Level-ground walking for a bipedal robot with a torso via hip series elastic actuators and its gait bifurcation control

• A level-ground walking method for a bipedal robot with a torso is proposed.
• Hip SEAs support the torso as well as complement energy via elastic potential energy.
• Our simple control scheme can lead to an efficient and natural stable period-1 gait.
• A variety of bifurcation gaits are observed, many of which never reported before.
• Bifurcation gait can be controlled to period-1 gait, which has better performance.

Recent studies have shown that a bipedal robot with a torso supported by springs on the hip can have a stable passive gait on a slope, while such a robot walking on level ground is a new challenge and has rarely been studied. This research adds actuators in series with the springs to form series elastic actuators on the hip and applies a state machine as controller to achieve stable walking on level ground. During walking, hip series elastic actuators support the torso from the legs as well as complement the energy to the system via elastic potential energy. The state machine uses the landing impact of the swing leg and the actuation durations as events to make the robot switch between successive active and passive walking processes.

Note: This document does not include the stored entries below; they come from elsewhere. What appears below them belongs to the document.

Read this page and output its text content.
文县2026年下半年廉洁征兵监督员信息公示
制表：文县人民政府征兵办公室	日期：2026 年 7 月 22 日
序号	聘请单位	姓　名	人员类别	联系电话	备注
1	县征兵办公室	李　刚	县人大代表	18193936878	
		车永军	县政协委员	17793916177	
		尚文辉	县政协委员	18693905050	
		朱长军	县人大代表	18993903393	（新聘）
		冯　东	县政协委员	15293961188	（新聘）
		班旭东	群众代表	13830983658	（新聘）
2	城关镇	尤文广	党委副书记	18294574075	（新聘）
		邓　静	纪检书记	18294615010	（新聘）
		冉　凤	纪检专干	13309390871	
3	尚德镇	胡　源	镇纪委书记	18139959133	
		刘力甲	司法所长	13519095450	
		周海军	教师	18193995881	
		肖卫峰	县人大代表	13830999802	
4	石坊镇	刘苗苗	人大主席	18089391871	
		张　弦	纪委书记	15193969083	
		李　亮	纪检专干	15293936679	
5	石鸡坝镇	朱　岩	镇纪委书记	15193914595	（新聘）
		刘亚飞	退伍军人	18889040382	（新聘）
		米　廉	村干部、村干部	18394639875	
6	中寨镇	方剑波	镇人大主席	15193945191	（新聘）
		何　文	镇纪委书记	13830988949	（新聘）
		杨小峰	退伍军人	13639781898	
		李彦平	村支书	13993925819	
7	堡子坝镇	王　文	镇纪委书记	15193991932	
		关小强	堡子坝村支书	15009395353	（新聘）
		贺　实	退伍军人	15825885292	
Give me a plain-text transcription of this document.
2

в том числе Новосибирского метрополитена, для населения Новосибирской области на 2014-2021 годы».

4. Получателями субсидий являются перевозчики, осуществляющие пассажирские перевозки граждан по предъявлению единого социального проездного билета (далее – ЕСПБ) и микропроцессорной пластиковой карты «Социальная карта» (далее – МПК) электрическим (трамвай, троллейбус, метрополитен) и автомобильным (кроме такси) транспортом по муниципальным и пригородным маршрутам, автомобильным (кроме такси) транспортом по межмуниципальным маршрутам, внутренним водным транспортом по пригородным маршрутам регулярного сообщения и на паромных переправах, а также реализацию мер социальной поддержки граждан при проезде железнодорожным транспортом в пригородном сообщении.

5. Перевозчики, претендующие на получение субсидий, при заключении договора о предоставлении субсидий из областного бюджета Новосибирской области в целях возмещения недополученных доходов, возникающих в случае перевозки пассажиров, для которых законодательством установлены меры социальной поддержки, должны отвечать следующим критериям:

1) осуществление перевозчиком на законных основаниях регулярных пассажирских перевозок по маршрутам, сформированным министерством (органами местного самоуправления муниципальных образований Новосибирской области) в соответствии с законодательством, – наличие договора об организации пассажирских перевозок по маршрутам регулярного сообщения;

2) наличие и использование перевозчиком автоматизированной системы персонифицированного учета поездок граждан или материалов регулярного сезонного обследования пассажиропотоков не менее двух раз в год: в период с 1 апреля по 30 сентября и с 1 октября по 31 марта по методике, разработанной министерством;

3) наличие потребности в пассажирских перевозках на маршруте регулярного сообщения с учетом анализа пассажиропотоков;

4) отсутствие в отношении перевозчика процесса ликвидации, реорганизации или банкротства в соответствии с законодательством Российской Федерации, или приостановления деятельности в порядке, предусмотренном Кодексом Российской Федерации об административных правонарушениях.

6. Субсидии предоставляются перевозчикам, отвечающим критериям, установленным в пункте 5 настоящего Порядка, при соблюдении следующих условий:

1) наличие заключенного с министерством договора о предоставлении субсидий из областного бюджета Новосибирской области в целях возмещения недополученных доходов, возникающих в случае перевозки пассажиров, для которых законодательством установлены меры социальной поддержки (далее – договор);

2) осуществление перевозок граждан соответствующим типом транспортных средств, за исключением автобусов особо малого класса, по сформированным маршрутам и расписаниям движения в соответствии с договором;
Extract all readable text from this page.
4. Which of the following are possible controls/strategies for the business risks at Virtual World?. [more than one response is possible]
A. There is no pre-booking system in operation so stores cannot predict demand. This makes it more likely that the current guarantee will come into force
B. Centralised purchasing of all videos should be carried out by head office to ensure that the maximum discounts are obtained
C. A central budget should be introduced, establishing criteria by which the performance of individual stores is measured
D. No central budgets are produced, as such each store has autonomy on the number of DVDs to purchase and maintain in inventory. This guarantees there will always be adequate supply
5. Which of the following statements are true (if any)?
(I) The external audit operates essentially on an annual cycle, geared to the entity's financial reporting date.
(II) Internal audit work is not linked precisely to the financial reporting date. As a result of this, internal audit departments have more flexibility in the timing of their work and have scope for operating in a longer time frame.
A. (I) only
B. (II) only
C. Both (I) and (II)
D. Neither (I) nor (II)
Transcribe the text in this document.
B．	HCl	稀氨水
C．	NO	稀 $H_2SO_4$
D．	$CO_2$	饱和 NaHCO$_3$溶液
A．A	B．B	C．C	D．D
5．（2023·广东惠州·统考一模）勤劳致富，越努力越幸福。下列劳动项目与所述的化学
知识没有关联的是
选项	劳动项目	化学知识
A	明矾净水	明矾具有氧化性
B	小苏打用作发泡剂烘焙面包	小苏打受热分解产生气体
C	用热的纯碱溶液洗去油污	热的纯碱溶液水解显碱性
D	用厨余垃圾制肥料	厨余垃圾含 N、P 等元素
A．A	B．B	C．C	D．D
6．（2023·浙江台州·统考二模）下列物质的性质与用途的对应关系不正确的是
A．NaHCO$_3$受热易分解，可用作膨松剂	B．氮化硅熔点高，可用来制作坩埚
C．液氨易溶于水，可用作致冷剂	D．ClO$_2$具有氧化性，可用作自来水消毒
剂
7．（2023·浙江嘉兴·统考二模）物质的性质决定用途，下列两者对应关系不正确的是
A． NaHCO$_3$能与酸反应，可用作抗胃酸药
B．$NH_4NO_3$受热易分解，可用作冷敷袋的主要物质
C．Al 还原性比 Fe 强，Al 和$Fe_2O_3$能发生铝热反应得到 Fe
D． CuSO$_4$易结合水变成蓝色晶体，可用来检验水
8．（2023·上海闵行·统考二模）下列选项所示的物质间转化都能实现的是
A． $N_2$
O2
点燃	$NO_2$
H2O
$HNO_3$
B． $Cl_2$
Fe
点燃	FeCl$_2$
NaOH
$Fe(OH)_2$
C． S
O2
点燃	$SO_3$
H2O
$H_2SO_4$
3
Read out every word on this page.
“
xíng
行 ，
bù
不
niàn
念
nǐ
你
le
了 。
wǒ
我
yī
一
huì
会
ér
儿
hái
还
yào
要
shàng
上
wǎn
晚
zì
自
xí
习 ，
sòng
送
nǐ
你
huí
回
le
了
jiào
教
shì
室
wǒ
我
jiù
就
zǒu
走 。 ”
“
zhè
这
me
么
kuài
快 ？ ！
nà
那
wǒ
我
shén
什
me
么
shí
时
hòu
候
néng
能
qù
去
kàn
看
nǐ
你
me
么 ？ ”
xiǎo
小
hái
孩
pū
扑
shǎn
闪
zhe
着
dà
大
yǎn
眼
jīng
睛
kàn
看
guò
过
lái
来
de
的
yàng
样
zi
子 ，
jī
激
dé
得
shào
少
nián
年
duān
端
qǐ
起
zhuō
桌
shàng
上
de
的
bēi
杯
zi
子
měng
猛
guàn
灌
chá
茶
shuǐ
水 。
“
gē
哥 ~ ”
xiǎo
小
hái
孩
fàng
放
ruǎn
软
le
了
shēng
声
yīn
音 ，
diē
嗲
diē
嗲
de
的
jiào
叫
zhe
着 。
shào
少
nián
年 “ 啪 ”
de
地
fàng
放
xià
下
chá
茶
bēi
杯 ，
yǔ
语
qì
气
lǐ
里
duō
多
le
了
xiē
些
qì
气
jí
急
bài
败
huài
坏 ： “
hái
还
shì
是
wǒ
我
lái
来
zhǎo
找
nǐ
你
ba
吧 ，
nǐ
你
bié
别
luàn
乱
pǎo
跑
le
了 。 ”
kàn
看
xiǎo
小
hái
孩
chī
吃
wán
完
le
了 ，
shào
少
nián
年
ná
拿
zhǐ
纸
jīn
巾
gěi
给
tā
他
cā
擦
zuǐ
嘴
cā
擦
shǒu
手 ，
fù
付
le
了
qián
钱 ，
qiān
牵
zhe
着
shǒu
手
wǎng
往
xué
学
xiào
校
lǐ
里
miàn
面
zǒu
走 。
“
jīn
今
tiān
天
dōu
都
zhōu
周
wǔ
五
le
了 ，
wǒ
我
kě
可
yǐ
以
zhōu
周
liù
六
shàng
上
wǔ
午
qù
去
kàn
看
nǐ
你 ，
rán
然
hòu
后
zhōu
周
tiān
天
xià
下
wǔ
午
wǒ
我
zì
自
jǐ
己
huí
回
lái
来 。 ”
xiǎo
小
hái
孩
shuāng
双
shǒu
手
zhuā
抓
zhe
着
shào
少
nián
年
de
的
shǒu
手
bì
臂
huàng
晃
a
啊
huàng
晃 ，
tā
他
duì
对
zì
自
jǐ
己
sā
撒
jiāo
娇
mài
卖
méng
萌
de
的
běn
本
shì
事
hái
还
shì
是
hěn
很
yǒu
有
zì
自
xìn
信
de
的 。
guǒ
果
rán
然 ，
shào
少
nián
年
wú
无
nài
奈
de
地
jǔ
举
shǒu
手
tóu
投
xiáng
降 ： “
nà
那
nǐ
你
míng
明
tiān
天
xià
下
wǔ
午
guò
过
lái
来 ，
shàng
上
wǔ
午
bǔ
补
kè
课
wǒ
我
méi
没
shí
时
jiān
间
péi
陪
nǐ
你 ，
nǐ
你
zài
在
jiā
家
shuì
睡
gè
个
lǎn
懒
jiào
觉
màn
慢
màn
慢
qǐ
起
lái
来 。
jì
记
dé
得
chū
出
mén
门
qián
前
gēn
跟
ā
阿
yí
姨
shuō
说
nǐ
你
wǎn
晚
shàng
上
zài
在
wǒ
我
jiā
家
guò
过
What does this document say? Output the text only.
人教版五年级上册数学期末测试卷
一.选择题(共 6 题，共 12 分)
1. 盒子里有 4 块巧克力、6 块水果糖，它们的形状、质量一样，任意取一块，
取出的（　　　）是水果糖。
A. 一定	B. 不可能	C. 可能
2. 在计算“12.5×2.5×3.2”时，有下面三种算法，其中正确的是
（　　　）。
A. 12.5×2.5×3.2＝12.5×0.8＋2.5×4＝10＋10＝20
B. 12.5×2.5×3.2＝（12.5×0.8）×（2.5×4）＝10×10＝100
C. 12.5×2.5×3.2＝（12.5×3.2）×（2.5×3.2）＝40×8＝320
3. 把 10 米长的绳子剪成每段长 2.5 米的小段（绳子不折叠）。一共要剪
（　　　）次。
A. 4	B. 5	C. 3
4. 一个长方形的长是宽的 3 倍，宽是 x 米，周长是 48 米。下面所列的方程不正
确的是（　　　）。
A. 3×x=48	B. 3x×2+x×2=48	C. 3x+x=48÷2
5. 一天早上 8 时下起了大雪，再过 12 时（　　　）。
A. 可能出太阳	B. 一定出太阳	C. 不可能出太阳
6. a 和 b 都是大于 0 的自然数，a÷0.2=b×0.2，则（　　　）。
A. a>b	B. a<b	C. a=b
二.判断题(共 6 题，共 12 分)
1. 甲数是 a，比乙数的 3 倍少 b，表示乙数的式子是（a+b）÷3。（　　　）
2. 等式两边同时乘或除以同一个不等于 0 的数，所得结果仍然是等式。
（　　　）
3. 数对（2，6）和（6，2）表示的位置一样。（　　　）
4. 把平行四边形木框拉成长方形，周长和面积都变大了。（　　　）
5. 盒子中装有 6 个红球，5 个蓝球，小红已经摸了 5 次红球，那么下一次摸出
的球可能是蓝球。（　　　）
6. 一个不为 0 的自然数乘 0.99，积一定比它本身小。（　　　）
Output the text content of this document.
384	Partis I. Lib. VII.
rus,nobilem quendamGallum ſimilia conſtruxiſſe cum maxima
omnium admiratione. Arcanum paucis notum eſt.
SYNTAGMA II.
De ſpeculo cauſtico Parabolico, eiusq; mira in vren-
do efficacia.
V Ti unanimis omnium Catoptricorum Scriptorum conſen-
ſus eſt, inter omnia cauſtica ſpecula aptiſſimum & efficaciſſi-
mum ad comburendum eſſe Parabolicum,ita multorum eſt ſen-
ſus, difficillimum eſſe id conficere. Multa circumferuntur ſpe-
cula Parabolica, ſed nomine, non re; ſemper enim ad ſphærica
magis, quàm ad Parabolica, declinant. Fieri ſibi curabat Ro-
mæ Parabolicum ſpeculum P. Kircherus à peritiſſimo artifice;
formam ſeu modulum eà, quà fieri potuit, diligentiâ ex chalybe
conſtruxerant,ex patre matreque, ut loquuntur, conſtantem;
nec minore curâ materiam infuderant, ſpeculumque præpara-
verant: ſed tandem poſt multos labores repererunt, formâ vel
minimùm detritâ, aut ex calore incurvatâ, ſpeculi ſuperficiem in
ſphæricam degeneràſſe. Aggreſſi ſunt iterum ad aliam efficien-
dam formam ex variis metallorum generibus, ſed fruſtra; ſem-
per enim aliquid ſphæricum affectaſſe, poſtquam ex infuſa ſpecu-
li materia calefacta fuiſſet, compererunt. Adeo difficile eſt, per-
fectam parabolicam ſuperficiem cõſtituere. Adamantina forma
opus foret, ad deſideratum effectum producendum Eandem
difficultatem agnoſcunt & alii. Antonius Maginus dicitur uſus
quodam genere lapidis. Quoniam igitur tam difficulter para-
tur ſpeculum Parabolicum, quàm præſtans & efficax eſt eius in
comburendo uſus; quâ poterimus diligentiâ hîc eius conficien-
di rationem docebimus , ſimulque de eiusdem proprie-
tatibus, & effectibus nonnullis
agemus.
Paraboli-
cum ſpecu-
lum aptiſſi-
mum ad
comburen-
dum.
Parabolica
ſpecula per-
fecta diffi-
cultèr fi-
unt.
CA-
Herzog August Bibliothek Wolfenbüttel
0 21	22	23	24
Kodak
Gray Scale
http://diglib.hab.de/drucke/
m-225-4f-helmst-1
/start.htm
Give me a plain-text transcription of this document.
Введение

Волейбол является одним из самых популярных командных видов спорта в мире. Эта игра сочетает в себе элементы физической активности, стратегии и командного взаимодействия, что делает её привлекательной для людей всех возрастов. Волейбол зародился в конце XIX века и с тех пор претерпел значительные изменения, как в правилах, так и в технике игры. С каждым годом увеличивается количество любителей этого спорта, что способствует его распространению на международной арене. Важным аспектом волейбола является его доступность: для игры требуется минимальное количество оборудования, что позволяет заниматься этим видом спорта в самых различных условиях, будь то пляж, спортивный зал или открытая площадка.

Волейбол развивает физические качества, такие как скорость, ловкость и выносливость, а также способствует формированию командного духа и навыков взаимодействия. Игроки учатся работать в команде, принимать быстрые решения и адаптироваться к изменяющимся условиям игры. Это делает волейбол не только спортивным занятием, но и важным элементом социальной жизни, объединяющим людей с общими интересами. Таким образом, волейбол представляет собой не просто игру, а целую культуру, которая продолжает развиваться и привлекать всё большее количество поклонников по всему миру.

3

Because this simple scheme makes full use of the dynamics of the robot, it can lead to an efficient and natural gait. By means of numerical simulation, in addition to the stable period-1 gait, we found a variety of gait bifurcation phenomena, including the period-doubling bifurcation, the Neimark–Sacker bifurcation, the Neimark–Sacker-2 bifurcation, the period-X bifurcation, and the Neimark–Sacker-X bifurcation, among which many types have never been reported in previous studies. We also show that the unstable period-1 gait embedded in the bifurcation gait can be stabilized by applying the Ott–Grebogi–Yorke method. Not only can the gait bifurcation be suppressed, but also higher gait performance can be achieved.